For your question, the natural gas leaks out of subduction zones as natural oil seeps (see here, but the association with sedimentary rocks is something stupid they made up because they don't want to step on biogenic toes: http://oils.gpa.unep.org/facts/natural-sources.htm), where methane and petrolium come out in tremendous volume. This is the type of emissions that you are asking about. I repeat, it has nothing to do with sedimentary rock, as oil and gas are abiogenic. But this is most of the methane emmissions in the world. It has generally been conceded, even in the west, that these emissions are abiogenic, as their volume is too large to be plausibly associated with any ancient plant matter.
The methane emissions of the oceans and land are ubiquitous, and include mud-fields, and volcanic eruptions.
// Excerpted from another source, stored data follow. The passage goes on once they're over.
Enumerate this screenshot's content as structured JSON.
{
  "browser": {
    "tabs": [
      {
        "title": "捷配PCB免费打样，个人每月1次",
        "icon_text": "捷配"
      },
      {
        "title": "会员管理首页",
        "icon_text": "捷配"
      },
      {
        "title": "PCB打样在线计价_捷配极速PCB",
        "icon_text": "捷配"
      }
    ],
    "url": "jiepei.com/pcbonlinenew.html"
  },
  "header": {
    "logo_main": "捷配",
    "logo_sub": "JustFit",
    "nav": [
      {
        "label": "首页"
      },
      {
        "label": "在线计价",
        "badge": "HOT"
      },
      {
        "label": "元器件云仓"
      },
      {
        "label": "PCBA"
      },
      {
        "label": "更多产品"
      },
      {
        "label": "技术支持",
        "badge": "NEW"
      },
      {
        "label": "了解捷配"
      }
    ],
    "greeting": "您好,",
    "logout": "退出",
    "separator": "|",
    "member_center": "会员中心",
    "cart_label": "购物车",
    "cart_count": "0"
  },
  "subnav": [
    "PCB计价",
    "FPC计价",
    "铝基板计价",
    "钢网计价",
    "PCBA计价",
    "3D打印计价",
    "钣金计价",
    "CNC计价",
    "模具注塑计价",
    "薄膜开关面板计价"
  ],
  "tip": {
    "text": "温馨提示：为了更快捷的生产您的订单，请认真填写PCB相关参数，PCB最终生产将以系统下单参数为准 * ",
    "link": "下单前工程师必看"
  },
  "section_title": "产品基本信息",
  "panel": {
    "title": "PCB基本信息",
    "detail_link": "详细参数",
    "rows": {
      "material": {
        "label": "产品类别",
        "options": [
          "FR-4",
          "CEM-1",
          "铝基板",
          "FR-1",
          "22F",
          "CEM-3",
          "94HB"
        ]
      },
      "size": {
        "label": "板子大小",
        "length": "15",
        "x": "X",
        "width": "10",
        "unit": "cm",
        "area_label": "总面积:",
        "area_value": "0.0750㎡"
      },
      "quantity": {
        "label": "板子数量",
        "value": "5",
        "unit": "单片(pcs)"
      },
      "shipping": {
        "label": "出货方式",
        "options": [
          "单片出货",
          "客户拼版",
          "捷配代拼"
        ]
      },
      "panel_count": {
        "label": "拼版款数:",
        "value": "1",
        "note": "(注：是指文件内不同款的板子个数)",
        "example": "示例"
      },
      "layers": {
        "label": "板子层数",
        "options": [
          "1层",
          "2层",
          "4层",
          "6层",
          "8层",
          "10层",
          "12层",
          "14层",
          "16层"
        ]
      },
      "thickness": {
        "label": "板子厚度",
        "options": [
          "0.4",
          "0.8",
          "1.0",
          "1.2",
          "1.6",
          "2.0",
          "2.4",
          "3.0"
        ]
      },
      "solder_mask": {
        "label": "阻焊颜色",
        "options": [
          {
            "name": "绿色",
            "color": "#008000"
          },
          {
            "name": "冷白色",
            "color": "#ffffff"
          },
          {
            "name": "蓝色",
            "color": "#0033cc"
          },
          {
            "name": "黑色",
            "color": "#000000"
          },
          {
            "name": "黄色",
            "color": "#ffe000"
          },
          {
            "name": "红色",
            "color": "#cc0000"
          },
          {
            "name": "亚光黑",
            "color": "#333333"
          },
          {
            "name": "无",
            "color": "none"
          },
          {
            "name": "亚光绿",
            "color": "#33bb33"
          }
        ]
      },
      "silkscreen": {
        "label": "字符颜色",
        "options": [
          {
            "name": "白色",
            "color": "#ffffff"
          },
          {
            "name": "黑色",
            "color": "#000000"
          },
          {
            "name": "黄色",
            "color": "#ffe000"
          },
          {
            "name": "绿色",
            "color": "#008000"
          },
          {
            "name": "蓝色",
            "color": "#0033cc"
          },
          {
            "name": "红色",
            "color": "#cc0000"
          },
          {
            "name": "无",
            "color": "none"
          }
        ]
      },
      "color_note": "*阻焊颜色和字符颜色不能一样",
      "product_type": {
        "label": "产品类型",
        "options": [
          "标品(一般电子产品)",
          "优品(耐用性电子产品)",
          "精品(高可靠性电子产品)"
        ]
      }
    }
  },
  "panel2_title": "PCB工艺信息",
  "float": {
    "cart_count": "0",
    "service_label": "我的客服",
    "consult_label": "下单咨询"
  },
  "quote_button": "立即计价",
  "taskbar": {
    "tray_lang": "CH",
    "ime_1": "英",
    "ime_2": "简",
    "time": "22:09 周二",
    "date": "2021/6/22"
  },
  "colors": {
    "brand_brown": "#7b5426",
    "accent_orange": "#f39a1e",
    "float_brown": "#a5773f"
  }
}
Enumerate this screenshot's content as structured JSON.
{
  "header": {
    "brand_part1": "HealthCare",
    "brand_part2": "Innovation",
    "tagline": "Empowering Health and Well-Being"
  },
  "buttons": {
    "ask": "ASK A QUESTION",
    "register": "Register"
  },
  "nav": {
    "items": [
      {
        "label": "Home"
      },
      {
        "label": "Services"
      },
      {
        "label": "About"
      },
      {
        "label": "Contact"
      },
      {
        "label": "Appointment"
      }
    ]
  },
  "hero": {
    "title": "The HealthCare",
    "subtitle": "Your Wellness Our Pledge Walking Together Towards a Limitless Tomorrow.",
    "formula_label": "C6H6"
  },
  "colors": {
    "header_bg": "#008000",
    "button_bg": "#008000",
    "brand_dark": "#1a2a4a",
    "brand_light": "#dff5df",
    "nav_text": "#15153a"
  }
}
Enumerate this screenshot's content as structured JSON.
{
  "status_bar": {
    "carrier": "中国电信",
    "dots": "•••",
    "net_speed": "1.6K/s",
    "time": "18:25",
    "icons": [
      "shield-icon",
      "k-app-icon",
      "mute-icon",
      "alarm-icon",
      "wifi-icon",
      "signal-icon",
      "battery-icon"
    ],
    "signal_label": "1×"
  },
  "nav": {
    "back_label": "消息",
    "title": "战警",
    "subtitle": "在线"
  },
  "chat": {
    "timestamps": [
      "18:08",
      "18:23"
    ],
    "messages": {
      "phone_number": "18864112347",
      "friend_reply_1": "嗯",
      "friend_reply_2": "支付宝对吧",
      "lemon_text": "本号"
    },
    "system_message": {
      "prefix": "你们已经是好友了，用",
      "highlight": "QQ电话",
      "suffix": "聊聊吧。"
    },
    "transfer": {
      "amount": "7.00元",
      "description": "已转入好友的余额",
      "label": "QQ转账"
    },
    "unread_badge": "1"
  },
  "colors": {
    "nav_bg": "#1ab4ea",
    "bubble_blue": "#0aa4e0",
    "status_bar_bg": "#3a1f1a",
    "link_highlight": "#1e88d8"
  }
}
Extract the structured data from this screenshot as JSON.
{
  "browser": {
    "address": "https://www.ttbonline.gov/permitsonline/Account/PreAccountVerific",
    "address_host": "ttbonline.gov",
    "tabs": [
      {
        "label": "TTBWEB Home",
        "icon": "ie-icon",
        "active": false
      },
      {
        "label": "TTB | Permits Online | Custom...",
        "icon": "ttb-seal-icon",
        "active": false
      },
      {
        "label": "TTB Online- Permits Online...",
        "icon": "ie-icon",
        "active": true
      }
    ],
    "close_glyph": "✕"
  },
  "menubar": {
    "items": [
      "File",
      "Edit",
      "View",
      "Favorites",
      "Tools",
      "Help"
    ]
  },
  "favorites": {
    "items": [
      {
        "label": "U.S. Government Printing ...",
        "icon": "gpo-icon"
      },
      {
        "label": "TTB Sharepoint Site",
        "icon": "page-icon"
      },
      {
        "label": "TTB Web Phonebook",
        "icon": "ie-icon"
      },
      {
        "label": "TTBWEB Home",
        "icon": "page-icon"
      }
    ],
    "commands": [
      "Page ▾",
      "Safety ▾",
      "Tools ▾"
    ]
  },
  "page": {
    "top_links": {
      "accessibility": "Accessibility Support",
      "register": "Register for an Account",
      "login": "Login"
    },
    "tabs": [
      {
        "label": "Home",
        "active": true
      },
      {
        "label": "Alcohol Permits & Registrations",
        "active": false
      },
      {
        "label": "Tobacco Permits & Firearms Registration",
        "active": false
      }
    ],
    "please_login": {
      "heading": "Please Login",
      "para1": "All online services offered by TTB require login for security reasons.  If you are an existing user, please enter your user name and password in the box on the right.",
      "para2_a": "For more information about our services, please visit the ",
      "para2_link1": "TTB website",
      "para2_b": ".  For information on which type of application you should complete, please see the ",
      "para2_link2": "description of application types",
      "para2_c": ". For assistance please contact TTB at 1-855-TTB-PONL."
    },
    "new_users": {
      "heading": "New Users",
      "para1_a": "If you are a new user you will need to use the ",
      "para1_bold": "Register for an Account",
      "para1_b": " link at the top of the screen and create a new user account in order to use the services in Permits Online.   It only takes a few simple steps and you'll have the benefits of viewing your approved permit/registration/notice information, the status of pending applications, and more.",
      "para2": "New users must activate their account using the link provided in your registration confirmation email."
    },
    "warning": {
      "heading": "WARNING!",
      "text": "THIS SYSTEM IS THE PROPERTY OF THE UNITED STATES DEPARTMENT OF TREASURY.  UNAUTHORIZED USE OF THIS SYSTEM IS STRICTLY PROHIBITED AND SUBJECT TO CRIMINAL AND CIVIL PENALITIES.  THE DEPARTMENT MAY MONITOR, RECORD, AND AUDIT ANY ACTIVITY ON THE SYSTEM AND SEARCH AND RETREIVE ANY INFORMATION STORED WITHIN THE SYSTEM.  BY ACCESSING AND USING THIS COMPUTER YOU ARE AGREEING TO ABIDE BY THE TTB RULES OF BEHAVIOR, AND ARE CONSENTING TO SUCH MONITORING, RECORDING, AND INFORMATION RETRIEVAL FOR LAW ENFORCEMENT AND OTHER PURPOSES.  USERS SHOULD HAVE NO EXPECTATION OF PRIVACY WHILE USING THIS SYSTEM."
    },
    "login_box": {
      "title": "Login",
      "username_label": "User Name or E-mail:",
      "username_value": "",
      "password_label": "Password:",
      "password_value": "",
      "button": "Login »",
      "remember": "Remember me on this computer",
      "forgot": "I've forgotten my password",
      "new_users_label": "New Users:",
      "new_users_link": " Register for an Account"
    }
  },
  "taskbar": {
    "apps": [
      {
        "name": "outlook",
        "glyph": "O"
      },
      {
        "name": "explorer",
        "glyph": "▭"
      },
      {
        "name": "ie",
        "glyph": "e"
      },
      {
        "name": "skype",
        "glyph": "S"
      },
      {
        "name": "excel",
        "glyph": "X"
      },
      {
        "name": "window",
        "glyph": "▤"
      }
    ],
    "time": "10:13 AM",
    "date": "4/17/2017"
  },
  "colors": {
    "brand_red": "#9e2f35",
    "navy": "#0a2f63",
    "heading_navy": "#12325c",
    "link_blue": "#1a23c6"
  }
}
The methane from these emmissions usually does not get hot enough to explode or burn (although there are exceptions, listed by gold, of flames erupting from the ground, and from volcanoes), rather it usually enters the atmosphere and is converted into CO2 and H2O over a period of some week.
As I said, I learned all this from Gold, but I do not know the Soviet prior art. I suspected something like this for a while, just from the implausiblity of generating hydrocarbons from carbohydrates under any natural conditions, but that this is actually the mainstream consensus in Russia was news to me. In case you think that this theory is useless for drilling, the Soviet Union went from an oil-poor nation in 1950 to the largest producer and exporter of petrolium in the 1980s, and Russian scientists attribute this to their superior understanding of the process of oil formation, something with which I must wholeheartedly agree.
A: There is a lithosphere underneath one plate in a subduction zone, which I believe is natural gas.